APPEAL FROM THE COURT OF APPEALS OF NEW YORK.
No. 79-134.

Argued March 17, 1980.
Decided June 20, 1980.

Held:

An order of appellee New York Public Service Commission that prohibits the inclusion by appellant (and other public utility companies) in monthly bills of inserts discussing controversial issues of public policy directly infringes the freedom of speech protected by the First and Fourteenth Amendments and thus is invalid. Cf. First National Bank of Boston v. Bellotti, 435 U.S. 765 . Pp. 533-544.


(a) The restriction on bill inserts cannot be upheld on the ground that appellant, as a corporation, is not entitled to freedom of speech. "The inherent worth of the speech in terms of its capacity for informing the public does not depend upon the identity of its source, whether corporation, association, union, or individual." First National Bank of Boston v. Bellotti, supra, at 777. Pp. 533-535.

(b) Nor is the state action here a valid time, place, or manner restriction. While the validity of reasonable time, place, or manner regulations that serve a significant governmental interest and leave ample alternative channels for communication has been recognized, such regulations may not be based upon either the content or subject matter of speech. Appellee here does not pretend that its action is unrelated to the content of bill inserts, inserts that present information to consumers on certain subjects, such as energy conservation measures, being allowed but inserts that discuss public controversies being forbidden. Pp. 535-537.
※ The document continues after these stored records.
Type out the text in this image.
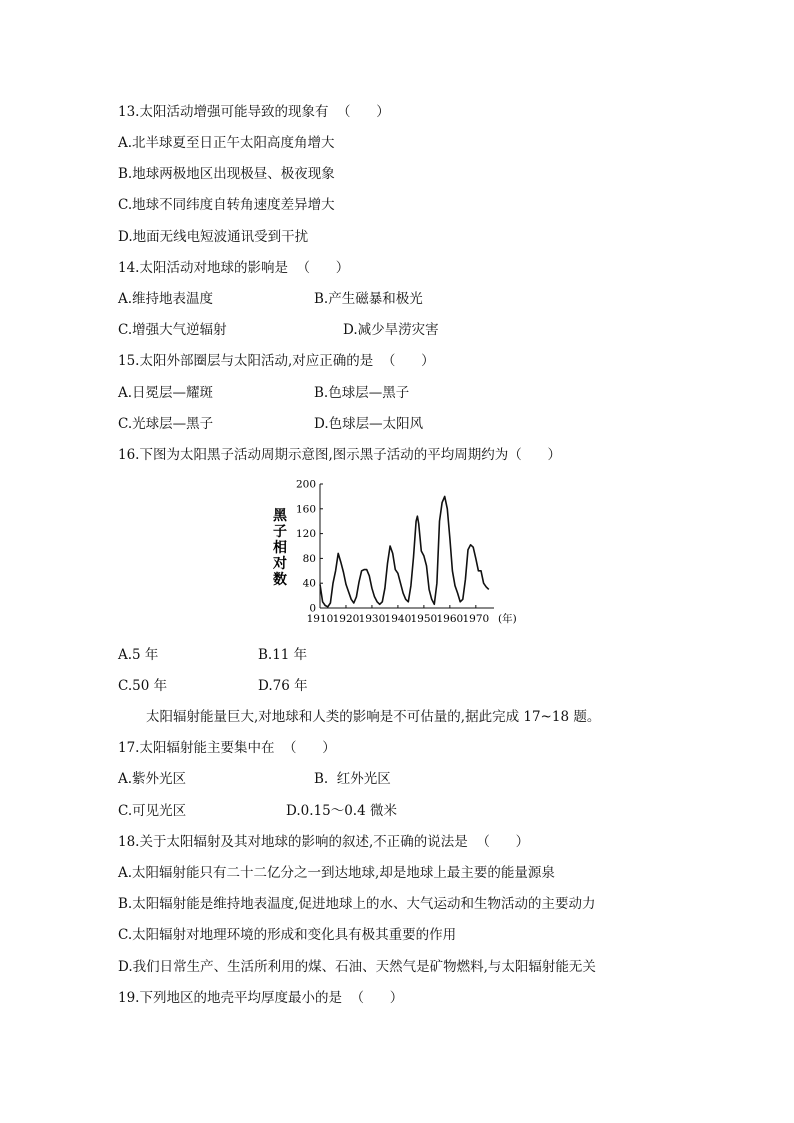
13.太阳活动增强可能导致的现象有  （      ）
A.北半球夏至日正午太阳高度角增大
B.地球两极地区出现极昼、极夜现象
C.地球不同纬度自转角速度差异增大
D.地面无线电短波通讯受到干扰
14.太阳活动对地球的影响是  （      ）
A.维持地表温度	B.产生磁暴和极光
C.增强大气逆辐射	D.减少旱涝灾害
15.太阳外部圈层与太阳活动,对应正确的是  （      ）
A.日冕层—耀斑	B.色球层—黑子
C.光球层—黑子	D.色球层—太阳风
16.下图为太阳黑子活动周期示意图,图示黑子活动的平均周期约为（      ）
黑
子
相
对
数
200
160
120
80
40
0
1910 1920 1930 1940 1950 1960 1970 (年)
A.5 年	B.11 年
C.50 年	D.76 年
太阳辐射能量巨大,对地球和人类的影响是不可估量的,据此完成 17~18 题。
17.太阳辐射能主要集中在  （      ）
A.紫外光区	B.  红外光区
C.可见光区	D.0.15～0.4 微米
18.关于太阳辐射及其对地球的影响的叙述,不正确的说法是  （      ）
A.太阳辐射能只有二十二亿分之一到达地球,却是地球上最主要的能量源泉
B.太阳辐射能是维持地表温度,促进地球上的水、大气运动和生物活动的主要动力
C.太阳辐射对地理环境的形成和变化具有极其重要的作用
D.我们日常生产、生活所利用的煤、石油、天然气是矿物燃料,与太阳辐射能无关
19.下列地区的地壳平均厚度最小的是  （      ）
(c) The prohibition against inserts is not a permissible subject-matter regulation merely because it applies to all discussion of political controversies, whether pro or con. The First Amendment's hostility to content-based regulation extends not only to restrictions on particular viewpoints, but also to prohibition of public discussion of an entire topic, and the regulation at issue here does not fall within the narrow exceptions to the general prohibition against subject-matter distinctions. Greer v. Spock, 424 U.S. 828 , and Lehman v. Shaker Heights, 418 U.S. 298 , distinguished. Pp. 537-540.

(d) Furthermore, the state action here is no[t] valid as a narrowly drawn prohibition serving a compelling state interest. The prohibition [447 U.S. 530, 531]   cannot be justified as being necessary to avoid forcing appellant's views on a captive audience, since customers may escape exposure to objectionable material simply by throwing the bill insert into a wastebasket. Nor is the prohibition warranted as being necessary to allocate, in the public interest, the limited space in the billing envelope, there being nothing in the record to show that the bill inserts at issue would preclude the inclusion of other inserts that appellant might be ordered lawfully to include in the billing envelope. Red Lion Broadcasting Co. v. FCC, 395 U.S. 367 , distinguished. And the prohibition cannot be justified as being necessary to ensure that ratepayers do not subsidize the cost of the bill inserts, since there is no basis on the record to assume that appellee could not exclude the cost of the inserts from the utility's rate base. Pp. 540-543.